Enrico Campofreda - Blog - 30 marzo 2020
Ha viaggiato da Occidente il coronavirus che s’è affacciato in Afghanistan. Come dappertutto nel mondo ha viaggiato con gli uomini, soprattutto lavoratori migranti che da metà marzo hanno attraversato il confine in direzione di Herat rientrando dall’Iran.
Anch’essi avevano perso lavoro per la progressiva copiosa serrata di tante attività rurali di raccolta di frutta e ortaggi, di facchinaggio nei grandi centri di smistamento merci e nei bazar. Alla frontiera, che ora è stata chiusa, il flusso crescente è diventato una marea.
Ammette il governatore della provincia di Herat, che il non numeroso personale sanitario di controllo, riusciva a mala pena a misurare la temperatura al 10% dei cittadini che rientravano. Il trasloco di per sé poteva essere fonte di contagio: i bus erano zeppi, così come le camere prese in affitto negli spostamenti di ritorno per un viaggio che, verso Kabul o ancora più a est a Jalalabad dura due-tre-quattro giorni.

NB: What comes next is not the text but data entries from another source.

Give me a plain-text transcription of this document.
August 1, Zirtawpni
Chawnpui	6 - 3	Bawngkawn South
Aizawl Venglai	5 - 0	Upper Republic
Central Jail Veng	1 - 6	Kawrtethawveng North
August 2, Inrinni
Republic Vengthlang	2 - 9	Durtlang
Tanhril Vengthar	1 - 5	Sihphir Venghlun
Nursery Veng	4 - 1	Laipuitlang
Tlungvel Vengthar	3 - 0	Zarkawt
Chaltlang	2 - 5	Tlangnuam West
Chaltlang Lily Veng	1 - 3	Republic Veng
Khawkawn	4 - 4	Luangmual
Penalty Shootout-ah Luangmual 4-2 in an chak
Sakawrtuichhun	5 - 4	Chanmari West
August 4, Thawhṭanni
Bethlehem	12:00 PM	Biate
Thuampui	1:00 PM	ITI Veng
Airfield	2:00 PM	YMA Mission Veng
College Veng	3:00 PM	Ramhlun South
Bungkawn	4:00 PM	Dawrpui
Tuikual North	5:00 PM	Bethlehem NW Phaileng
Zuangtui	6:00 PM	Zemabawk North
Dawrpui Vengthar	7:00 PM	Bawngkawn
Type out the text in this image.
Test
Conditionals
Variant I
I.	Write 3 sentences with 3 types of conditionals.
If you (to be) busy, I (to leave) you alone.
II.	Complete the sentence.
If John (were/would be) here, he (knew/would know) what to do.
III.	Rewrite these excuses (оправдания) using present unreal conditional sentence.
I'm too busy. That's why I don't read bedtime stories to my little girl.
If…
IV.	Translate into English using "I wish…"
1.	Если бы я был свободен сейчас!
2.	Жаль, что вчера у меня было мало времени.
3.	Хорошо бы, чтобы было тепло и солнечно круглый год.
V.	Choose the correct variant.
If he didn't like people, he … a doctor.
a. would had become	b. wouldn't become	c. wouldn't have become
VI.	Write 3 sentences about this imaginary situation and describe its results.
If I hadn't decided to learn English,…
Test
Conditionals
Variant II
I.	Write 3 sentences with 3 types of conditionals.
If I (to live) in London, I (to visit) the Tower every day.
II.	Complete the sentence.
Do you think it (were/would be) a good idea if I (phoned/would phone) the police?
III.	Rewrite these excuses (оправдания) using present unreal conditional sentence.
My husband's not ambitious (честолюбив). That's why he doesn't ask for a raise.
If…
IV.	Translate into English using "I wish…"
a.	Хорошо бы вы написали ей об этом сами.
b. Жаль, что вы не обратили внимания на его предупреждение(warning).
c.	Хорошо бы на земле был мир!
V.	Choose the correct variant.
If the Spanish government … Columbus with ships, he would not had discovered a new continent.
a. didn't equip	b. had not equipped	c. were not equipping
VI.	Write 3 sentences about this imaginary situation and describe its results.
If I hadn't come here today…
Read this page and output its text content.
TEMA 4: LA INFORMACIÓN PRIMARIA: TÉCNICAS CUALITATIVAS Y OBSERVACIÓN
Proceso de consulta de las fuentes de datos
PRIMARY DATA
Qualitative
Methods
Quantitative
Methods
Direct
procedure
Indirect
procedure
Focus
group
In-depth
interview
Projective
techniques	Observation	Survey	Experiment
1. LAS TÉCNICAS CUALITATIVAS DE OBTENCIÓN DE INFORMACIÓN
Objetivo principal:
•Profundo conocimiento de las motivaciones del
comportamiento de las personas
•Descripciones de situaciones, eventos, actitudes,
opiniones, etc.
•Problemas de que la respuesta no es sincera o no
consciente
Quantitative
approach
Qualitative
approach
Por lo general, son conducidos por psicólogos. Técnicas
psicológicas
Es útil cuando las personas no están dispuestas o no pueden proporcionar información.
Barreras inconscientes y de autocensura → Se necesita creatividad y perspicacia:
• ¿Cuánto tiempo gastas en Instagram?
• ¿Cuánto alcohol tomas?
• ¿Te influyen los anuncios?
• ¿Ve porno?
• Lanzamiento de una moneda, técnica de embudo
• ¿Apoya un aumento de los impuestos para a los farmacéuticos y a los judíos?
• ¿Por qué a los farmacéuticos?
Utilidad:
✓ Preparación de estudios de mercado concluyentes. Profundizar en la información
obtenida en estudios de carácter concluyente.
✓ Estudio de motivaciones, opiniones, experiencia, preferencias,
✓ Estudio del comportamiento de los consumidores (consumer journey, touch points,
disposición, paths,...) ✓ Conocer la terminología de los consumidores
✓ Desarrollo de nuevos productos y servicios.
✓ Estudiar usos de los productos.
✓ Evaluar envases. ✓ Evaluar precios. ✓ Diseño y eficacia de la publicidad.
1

Sono state giornate di enorme calca e promiscuità, e ora che la dogana è stata chiusa c’è chi attraversa una frontiera porosa con propri mezzi, finanche a piedi e soprattutto senza controlli sanitari. Il bollettino dell’Organizzazione Mondiale della Sanità stima poco più d’un centinaio di casi, ma non è una statistica è solo un numero che rileva gli episodi eclatanti.
Come altre situazioni critiche di Paesi mediorientali le carenze strutturali non consentono di arginare una pandemia, e se da una parte un certo isolamento delle persone è imposto da ragioni d’incolumità per la presenza di attentati da parte dell’Isil, la coabitazione nelle povere case delle città può infiammare eventuali focolai di chi porta il virus da fuori. Per ora l’epicentro del Covid-19 è Herat, che conta un milione e mezzo di abitanti stabili e dove la situazione della sicurezza è più calma che altrove. Fra l’altro quattro militari italiani del contingente Nato di stanza in città risultano positivi. Proprio quel che s’è visto nei giorni scorsi con gruppi di persone a contatto di gomito nelle moschee, nelle strade, nei parchi è l’esatto contrario d’un comportamento di prevenzione e contenimento epidemico.